Ce documentaire montre combien le penseur du XXè siècle eut raison trop tôt face aux idéologues et à ceux qui ne vont pas sur le terrain vérifier de quoi l’Histoire est faite.
Le demi-sourire est là, l’œil qui scrute son interlocuteur aussi, la pipe aux lèvres, et une fois celle-ci posée, la belle voix grave s’élance. Le premier plaisir procuré par ce documentaire consiste à revoir Raymond Aron s’exprimer. Aucun verbiage ni idéologie dans les extraits choisis mais ce qui ressemble cinquante ans après à du pur bon sens. « Le drame des hommes, c’est qu’ils ne savent pas que l’Histoire est tragique », assène le penseur du XXe siècle. Lui le sait d’autant mieux qu’il a assisté à la montée du nazisme en Allemagne pendant les années 1930, et qu’il a vu la majorité de ses camarades intellectuels monter dans le train du communisme, et ne pas en descendre, comme il l’a fait, face aux premiers crimes, camps et décisions totalitaires. On voit ainsi Aron avoir raison trop tôt face aux idéologues, aux militants et à ceux qui ne vont pas vérifier sur le terrain de quoi l’Histoire est faite.

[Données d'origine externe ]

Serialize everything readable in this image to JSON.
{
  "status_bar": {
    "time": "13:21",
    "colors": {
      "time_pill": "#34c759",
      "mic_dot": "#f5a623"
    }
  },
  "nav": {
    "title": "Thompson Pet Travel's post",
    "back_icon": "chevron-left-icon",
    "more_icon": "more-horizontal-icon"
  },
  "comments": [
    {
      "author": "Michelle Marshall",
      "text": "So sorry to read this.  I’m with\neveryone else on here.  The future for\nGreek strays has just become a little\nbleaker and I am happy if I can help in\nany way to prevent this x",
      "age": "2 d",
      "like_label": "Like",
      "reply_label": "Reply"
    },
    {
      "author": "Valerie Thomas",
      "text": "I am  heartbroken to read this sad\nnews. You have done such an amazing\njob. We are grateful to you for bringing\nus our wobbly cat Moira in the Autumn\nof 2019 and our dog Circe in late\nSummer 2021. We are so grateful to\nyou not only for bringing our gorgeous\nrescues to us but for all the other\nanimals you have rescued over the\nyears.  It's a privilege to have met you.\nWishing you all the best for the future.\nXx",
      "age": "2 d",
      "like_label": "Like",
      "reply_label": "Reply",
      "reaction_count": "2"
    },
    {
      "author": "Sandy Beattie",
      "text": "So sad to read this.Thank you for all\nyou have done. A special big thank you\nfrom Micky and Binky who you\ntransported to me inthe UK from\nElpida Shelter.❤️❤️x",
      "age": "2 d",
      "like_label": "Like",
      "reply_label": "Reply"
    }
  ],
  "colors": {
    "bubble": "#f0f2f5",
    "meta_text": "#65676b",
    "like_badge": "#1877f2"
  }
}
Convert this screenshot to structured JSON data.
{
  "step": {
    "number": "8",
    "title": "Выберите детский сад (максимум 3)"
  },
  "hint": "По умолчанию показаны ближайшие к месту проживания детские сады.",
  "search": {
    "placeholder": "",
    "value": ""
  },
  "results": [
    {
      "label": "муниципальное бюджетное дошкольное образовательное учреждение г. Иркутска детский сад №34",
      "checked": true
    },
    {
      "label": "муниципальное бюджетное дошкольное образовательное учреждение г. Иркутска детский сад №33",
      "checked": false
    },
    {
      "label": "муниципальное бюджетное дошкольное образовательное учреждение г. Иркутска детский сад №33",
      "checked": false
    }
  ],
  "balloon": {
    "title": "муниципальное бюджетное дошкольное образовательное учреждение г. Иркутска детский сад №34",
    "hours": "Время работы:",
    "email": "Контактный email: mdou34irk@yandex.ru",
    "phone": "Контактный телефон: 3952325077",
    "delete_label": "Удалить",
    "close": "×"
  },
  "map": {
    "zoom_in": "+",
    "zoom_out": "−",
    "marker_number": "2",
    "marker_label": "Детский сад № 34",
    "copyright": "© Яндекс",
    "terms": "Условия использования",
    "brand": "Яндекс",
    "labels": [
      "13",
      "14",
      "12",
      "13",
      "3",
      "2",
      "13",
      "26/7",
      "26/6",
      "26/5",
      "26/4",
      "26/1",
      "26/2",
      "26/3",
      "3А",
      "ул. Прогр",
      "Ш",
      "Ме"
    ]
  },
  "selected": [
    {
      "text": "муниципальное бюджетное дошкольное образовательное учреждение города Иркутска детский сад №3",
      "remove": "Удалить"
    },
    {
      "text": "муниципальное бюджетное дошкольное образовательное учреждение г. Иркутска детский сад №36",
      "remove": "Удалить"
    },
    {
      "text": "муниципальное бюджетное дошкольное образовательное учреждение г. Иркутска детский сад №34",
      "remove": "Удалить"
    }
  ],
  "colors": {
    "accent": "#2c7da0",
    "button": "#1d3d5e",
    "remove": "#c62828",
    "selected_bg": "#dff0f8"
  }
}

Si la forme du documentaire laisse parfois à désirer, avec une structure uniquement biographique, cette heure passée au côté de ce grand lecteur constitue une bonne introduction à l’auteur de « l’Opium des intellectuels ». On comprend que la recherche de la vérité, en perpétuelle confrontation avec le doute, lui a permis de ne pas croire aux mensonges de son siècle. Ainsi, avant, pendant et après la Seconde Guerre mondiale, il a pu défendre la liberté de penser et de vivre, quitte à se fâcher avec Jean-Paul Sartre, avec le journal qui l’employait – « le Figaro » -, avec son milieu et ses amis. Pendant des années, il est celui qui a tort, qui crie dans le vide. Mais, jusqu’en Mai-68 – mouvement dont il a du mal à comprendre la nécessité -, l’Histoire finit à chaque fois par lui donner raison. Le téléspectateur de 2018 frémit à l’idée du sort qu’il pourrait faire aujourd’hui à la classe politique actuelle. Dans tous les cas, on ne trouvera pas de meilleure épitaphe que la dernière phrase qu’il a prononcée, face à des journalistes, devant le palais de justice, avant de mourir d’une crise cardiaque : « Je crois que je suis arrivé à dire l’essentiel… »
Samedi 20 octobre à 21h00 sur Public Sénat. Documentaire de Fabrice Gardel (2018). (Disponible en replay sur le site de Public Sénat).